Fourth Generation Warfare – use of unconventional tactics against conventional military forces – will be among topics of a panel discussion, “Terrorism, War and Security,” at noon Tuesday, March 20, at California State University, Fresno.

The two-hour event, which is free and open to the public, will be at the Leon S. and Pete P. Peters Educational Center in the Student Recreation Center at Shaw and Woodrow avenues. It is presented by the College of Social Sciences and its Criminology and Political Science Departments.

The panel will provide an opportunity for university scholars and attendees to discuss the roots of terrorism and the effectiveness of U.S. counterterrorism measures, said Dr. Alfred Evans, a political science professor and the event coordinator. He said the discussion will address the relationship between U.S. oil dependence and terrorism; attitudes in the Islamic world toward terrorism and suicide attacks; and comparative perspectives on using intelligence to track terrorist cells.

Joining Evans on the panel are four Fresno State professors: Drs. Kenneth Hansen and Russell Mardon from the Political Science Department, and Drs. Kenneth Ryan and Otto Schweizer, from Criminology. (See bios below.)

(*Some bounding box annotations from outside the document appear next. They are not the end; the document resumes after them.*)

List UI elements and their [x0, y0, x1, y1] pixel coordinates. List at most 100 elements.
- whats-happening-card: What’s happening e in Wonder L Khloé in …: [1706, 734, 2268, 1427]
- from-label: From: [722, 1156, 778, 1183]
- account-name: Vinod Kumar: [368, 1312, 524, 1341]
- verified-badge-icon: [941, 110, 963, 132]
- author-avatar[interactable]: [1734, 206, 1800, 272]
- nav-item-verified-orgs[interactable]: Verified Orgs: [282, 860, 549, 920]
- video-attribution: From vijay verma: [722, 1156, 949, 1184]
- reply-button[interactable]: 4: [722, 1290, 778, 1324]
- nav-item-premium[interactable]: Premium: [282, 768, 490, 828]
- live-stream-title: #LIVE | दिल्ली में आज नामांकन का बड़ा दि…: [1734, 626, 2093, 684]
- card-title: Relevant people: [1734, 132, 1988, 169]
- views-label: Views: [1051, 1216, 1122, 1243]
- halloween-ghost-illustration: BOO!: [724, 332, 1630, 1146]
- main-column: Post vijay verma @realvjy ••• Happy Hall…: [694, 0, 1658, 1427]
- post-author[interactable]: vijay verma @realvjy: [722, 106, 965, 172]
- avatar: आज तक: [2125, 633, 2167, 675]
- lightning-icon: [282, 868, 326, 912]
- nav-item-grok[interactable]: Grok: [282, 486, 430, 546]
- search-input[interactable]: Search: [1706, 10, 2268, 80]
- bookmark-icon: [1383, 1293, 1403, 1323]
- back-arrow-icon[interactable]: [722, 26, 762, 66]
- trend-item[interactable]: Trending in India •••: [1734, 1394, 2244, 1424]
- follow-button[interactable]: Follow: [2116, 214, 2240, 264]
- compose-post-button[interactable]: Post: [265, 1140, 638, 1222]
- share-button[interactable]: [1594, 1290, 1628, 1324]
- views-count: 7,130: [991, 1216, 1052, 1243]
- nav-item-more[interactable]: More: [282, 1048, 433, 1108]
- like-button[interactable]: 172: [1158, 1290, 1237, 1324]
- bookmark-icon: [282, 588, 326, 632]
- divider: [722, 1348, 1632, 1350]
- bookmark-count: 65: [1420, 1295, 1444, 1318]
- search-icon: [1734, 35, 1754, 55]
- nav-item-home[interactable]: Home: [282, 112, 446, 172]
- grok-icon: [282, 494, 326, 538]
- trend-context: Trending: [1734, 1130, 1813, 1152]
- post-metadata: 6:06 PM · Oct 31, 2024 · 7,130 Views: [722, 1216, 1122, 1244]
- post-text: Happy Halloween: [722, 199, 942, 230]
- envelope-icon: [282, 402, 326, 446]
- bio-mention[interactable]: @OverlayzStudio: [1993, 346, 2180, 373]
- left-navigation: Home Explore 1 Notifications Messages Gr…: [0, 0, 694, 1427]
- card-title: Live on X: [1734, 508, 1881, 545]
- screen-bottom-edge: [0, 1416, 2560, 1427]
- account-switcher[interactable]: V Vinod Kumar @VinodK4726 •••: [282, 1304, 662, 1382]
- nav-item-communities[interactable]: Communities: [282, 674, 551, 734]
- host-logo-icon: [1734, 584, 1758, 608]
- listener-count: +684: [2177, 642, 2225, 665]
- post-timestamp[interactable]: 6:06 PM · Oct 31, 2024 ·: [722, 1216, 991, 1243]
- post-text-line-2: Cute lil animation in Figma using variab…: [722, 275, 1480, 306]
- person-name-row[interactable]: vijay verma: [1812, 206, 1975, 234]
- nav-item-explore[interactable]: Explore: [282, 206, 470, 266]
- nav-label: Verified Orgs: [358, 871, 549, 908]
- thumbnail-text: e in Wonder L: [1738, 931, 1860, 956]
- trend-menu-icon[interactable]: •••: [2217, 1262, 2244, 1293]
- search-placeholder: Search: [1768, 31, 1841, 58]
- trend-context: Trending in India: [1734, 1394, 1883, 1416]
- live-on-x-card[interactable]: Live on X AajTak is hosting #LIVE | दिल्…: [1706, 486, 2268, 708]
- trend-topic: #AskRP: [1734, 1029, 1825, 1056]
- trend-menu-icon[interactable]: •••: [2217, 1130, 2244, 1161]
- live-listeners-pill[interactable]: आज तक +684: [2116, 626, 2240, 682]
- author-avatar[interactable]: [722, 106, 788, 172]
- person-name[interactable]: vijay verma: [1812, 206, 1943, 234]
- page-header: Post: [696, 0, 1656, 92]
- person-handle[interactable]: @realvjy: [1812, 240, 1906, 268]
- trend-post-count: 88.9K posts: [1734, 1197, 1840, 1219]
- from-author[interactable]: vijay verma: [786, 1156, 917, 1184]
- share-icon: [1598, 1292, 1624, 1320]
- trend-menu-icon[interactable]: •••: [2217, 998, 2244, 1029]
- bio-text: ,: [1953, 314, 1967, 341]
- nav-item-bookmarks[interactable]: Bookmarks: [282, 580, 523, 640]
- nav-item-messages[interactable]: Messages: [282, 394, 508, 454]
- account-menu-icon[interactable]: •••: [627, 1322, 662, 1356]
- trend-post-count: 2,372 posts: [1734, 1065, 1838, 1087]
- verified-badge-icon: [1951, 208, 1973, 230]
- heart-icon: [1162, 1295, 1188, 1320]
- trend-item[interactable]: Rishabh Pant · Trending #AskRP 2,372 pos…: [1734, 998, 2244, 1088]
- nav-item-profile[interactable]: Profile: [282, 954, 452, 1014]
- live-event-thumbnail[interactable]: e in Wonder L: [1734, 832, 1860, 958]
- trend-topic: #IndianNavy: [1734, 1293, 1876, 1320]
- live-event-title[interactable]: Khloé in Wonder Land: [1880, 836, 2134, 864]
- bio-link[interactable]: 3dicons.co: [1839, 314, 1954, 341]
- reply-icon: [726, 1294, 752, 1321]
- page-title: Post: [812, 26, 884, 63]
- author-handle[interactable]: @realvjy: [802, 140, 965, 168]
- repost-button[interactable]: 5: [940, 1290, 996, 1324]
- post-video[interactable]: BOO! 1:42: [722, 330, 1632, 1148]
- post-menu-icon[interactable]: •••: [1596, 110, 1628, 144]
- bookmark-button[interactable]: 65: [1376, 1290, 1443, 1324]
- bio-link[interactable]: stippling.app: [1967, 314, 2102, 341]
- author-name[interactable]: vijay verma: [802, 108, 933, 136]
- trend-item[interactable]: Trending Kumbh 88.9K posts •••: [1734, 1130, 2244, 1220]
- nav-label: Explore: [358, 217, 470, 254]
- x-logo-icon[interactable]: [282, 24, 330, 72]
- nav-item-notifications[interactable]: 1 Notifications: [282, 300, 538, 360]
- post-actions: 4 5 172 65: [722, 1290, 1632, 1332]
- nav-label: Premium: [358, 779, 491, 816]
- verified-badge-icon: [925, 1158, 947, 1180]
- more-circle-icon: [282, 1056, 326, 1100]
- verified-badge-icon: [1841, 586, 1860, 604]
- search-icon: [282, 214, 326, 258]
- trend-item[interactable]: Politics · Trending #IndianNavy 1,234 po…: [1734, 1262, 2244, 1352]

A limited number of free parking permits can be picked up before the start of the event inside the entrance to the Student Rec Center.

BRIEF BIOS (and year joined Fresno State faculty):

Dr. Alfred Evans (1971): His specialties are in the areas of comparative and international politics, with particular emphasis on Russia. Last semester Evans taught a course on terrorism.

Dr. Kenneth Hansen (2005): His research includes issues concerning homeland security, such as immigration reform, and defense and the environment — especially military base closures and conversions.

Dr. Russell Mardon (1988): He chairs the Political Science Department and teaches courses in international relations theory, American foreign policy, Middle East politics and East Asian politics.

Dr. Kenneth Ryan (2006): He is a former law enforcement executive who specializes in international law enforcement and police management, applying comparative political science methodologies to criminal justice problems..

Dr. Harald Otto Schweizer (1999): He has extensive law enforcement experience in the United States and worked in Germany as a criminal investigator of major crimes and terrorist activities. His research interests are in international criminal justice and policing, to include international criminal laws and minimum hiring and training standards for police officers.